The flag of peace, or truce, seems to have been adopted at sea about the end of the fifteenth century, but although it may be regarded from one point of view as a signal it will be convenient to defer our consideration of it until we come to deal with the flag incidents connected with the surrender of a ship[375].

[(ii) THE FIRST ENGLISH CODES] [376]

It is evident from the foregoing sketch of the early history of flag signals that up to the middle of the seventeenth century the signals of the English navy were of the most elementary description. The first steps towards the introduction of a more efficient system were taken in 1647 when the "Right Honourable the Committee of the Lords and Commons for the Admiralty and Cinque Ports" issued "Instructions" on a more elaborate plan. The general instructions, dated 6th April, 1647, are preserved; but, unfortunately, the "Instructions for sailing," issued at the same time, which contained the signals, have not yet been brought to light. From the "supplementary instructions" preserved in the Harleian mss., and printed by Sir Julian Corbett[377], it may be inferred that the British navy was at length drawing on a level with the navies of France and Spain in respect to its method of communicating orders.

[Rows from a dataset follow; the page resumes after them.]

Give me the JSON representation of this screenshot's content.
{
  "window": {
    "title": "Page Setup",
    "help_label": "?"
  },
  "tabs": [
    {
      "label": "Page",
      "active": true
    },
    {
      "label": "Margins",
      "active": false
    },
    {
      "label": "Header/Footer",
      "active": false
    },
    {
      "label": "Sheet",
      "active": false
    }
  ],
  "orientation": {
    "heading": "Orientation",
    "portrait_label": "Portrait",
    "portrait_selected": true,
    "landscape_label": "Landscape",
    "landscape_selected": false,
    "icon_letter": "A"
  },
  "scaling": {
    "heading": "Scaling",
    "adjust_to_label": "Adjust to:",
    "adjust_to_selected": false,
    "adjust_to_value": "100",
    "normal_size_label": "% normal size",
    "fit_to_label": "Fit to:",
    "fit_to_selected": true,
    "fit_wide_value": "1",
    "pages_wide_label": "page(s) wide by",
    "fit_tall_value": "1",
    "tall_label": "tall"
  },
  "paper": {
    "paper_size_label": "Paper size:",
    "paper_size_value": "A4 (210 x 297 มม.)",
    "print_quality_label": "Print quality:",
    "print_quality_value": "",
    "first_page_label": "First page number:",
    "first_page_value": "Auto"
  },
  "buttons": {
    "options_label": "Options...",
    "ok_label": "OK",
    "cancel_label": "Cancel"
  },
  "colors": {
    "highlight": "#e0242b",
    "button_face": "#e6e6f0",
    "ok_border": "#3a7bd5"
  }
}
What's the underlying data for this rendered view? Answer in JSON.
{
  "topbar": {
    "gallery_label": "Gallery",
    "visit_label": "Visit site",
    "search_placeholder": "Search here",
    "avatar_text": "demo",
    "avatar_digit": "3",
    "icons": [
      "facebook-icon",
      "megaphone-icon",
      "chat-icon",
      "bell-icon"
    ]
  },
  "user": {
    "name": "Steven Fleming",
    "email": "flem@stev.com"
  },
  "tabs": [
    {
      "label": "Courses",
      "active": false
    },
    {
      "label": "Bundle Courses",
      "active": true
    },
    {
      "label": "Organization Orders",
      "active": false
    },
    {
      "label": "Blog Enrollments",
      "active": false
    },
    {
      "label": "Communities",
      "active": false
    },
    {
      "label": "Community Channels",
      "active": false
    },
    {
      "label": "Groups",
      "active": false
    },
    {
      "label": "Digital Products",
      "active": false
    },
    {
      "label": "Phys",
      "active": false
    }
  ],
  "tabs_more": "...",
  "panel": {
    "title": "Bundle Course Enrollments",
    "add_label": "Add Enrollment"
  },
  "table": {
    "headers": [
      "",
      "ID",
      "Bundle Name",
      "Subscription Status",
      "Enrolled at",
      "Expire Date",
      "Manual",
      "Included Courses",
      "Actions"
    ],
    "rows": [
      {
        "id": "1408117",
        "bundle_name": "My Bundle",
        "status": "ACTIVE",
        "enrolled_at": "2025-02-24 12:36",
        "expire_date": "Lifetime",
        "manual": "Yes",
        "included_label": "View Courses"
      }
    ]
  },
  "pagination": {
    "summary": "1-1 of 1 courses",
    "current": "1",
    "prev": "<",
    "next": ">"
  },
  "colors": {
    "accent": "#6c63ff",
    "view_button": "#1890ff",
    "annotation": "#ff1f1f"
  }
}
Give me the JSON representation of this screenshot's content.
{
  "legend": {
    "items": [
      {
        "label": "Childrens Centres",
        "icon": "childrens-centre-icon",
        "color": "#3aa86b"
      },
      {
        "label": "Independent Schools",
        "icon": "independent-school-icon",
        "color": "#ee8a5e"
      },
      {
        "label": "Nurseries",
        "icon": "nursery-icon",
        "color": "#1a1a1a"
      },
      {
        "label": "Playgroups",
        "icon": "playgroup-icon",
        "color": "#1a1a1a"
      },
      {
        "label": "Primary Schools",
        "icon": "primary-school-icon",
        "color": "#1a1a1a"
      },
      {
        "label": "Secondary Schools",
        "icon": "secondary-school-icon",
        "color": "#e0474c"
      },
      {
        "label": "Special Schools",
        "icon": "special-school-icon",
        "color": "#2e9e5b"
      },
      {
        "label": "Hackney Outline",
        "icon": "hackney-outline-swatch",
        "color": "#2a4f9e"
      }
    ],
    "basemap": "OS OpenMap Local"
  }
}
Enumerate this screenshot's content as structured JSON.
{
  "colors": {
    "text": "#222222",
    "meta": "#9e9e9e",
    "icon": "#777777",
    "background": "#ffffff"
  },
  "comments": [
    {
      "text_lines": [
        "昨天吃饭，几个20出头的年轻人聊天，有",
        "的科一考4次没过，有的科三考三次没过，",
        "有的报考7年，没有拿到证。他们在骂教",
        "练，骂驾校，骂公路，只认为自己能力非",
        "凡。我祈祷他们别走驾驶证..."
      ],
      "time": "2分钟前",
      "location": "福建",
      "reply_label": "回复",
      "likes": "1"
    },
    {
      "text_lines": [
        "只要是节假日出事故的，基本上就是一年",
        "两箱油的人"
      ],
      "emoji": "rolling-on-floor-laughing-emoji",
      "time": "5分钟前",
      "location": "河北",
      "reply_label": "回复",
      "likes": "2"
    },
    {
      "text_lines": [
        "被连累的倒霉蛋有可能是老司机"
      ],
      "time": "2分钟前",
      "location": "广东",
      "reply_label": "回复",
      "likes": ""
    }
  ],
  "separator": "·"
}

In 1653 a further great improvement was made[378], and a "code" of instructions, with the accompanying signals, now appears, issued "By the Right Honourable the Generals and Admirals of the Fleet," and signed by Blake, Deane, and Monk. The following were the flags to be used for signals: A weft of the ensign or jack, a pendant, and the three flags—red, blue, and white—already in existence as flags of command.

The signal to "Engage the enemy," doubtless that used by Monk in fighting Tromp, and by Blake in his last glorious action of Santa Cruz, was made "by shooting-off two guns and putting a red flag over the fore topmast-head."

This Commonwealth code was further expanded in 1665, under the guidance of the Duke of York, afterwards King James II. In a supplementary order of the same year, a red and white striped flag first appears as the signal to chase. In 1672 and 1673 the instructions and signals were further amplified and then printed, being possibly the first set of naval fighting instructions to be put into print.

In a finely bound manuscript copy of the 1673 Instructions, now in the Admiralty Library, which, from internal evidence, was prepared about 1689, we have the earliest surviving example of the "signal book" proper. Hitherto the signals had been embodied in the various Articles of Sailing and Fighting Instructions, the appropriate flag being merely described in the text of each article, but no diagram or coloured representation of the flag being given. In this ms. we have for the first time coloured drawings of flags arranged in order, with the meaning and place where hoisted against each in parallel columns, a convenient method of systematising the signals that was not followed in the official printed "Instructions" for a century.